This excerpt taken from the RFMD 8-K filed Mar 30, 2007.
RFMD PRICES $350 MILLION PRIVATE PLACEMENT OF
GREENSBORO, NC, March 29, 2007 - RF Micro Devices, Inc. (NASDAQ: RFMD) today announced the pricing of its offering of $175 million aggregate principal amount of 0.75% Convertible Subordinated Notes due 2012 and $175 million aggregate principal amount of 1.00% Convertible Subordinated Notes due 2014 to qualified institutional buyers pursuant to Rule 144A under the Securities Act of 1933, as amended (the "Securities Act"). The sale of the notes is expected to close on April 4, 2007, subject to satisfaction of customary closing conditions. RFMD also granted the initial purchaser of the notes a 30-day option to purchase up to an additional $25 million aggregate principal amount of 0.75% Convertible Subordinated Notes due 2012 and up to an additional $25 million aggregate principal amount of 1.00% Convertible Subordinated Notes due 2014, in each case, solely to cover over-allotments.

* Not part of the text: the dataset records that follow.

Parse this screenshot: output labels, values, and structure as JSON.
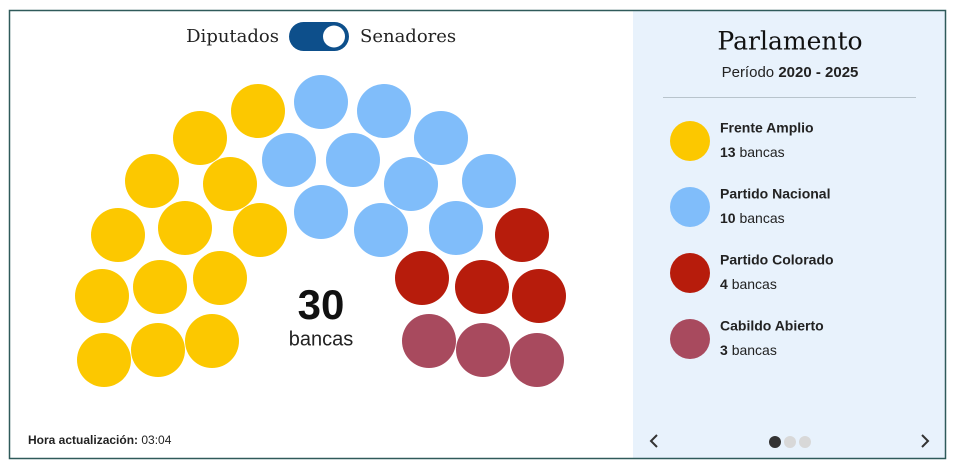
{
  "toggle": {
    "left": "Diputados",
    "right": "Senadores"
  },
  "total": 30,
  "seat_unit": "bancas",
  "panel": {
    "title": "Parlamento",
    "period_label": "Período",
    "period": "2020 - 2025"
  },
  "parties": [
    {
      "name": "Frente Amplio",
      "color": "#fcc800",
      "seats": 13
    },
    {
      "name": "Partido Nacional",
      "color": "#80bdfa",
      "seats": 10
    },
    {
      "name": "Partido Colorado",
      "color": "#b71c0c",
      "seats": 4
    },
    {
      "name": "Cabildo Abierto",
      "color": "#a84a5e",
      "seats": 3
    }
  ],
  "footer": {
    "label": "Hora actualización:",
    "time": "03:04"
  }
}
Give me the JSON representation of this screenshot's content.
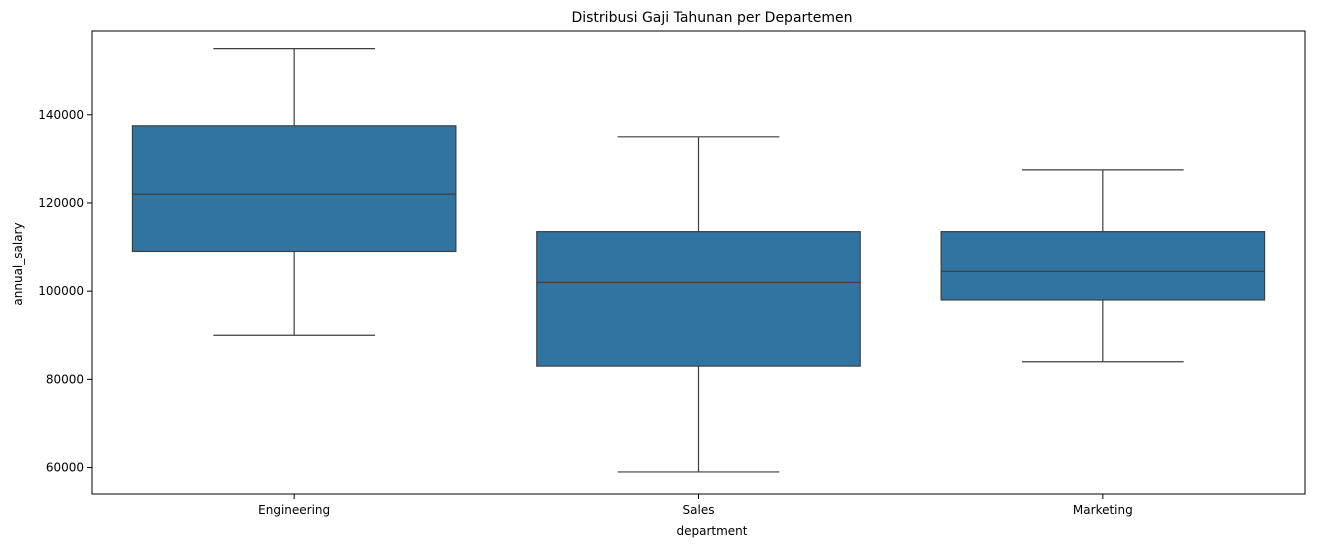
{
  "chart_data": {
    "type": "box",
    "title": "Distribusi Gaji Tahunan per Departemen",
    "xlabel": "department",
    "ylabel": "annual_salary",
    "categories": [
      "Engineering",
      "Sales",
      "Marketing"
    ],
    "boxes": [
      {
        "category": "Engineering",
        "whisker_low": 90000,
        "q1": 109000,
        "median": 122000,
        "q3": 137500,
        "whisker_high": 155000
      },
      {
        "category": "Sales",
        "whisker_low": 59000,
        "q1": 83000,
        "median": 102000,
        "q3": 113500,
        "whisker_high": 135000
      },
      {
        "category": "Marketing",
        "whisker_low": 84000,
        "q1": 98000,
        "median": 104500,
        "q3": 113500,
        "whisker_high": 127500
      }
    ],
    "yticks": [
      60000,
      80000,
      100000,
      120000,
      140000
    ],
    "ylim": [
      54000,
      159000
    ],
    "grid": false,
    "legend": "none",
    "box_color": "#3274a1",
    "line_color": "#3f3f3f"
  }
}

The notes will pay interest semiannually at a rate of 0.75% per year and 1.00% per year, respectively, and will be subordinated to all existing and future senior indebtedness of RFMD and effectively subordinated to all existing and future indebtedness and other liabilities of RFMD's subsidiaries. The notes will be convertible, subject to certain conditions. Upon conversion of a note, a holder will receive cash in an amount equal to the lesser of $1,000 and the applicable conversion value and, if the applicable conversion value is greater than $1,000, payment of the excess value, at RFMD's option, in the form of cash, shares of RFMD's common stock or a combination of cash and common stock. The initial conversion rate of both the 0.75% Convertible Subordinated Notes due 2012 and the 1.00% Convertible Subordinated Notes due 2014 is 124.2969 shares of common stock per $1,000 principal amount of the notes (which is equivalent to an initial conversion price of approximately $8.05 per share), subject to adjustment upon the occurrence of certain events. This represents a conversion premium of approximately 27.5% relative to the last quoted sale price of RFMD's common stock on the Nasdaq Global Select Market on March 29, 2007.
RFMD intends to use the net proceeds from the offering for general corporate purposes, including working capital, potential acquisitions and future stock repurchases.
This press release does not constitute an offer to sell or the solicitation of an offer to buy any of these securities and shall not constitute an offer, solicitation or sale in any jurisdiction in which such offer, solicitation or sale is unlawful.
The notes and the shares of common stock issuable upon conversion of the notes have not been registered under the Securities Act or any state securities laws and, unless so registered, may not be offered or sold in the United States except pursuant to an exemption from the registration requirements of the Securities Act and applicable state securities laws.
This press release contains forward-looking statements within the meaning of Section 27A of the Securities Act of 1933 and Section 21E of the Securities Exchange Act of 1934. These statements relate to the likelihood, and timing, of completion of the offering and the use of proceeds described above. These forward-looking statements involve risks and uncertainties that could cause actual results to differ materially from those projected, including, without limitation, market factors affecting the price of bonds and equity securities, the amount of cash generated from the business, prevailing interest rates and the existence of alternative uses for the Company's cash.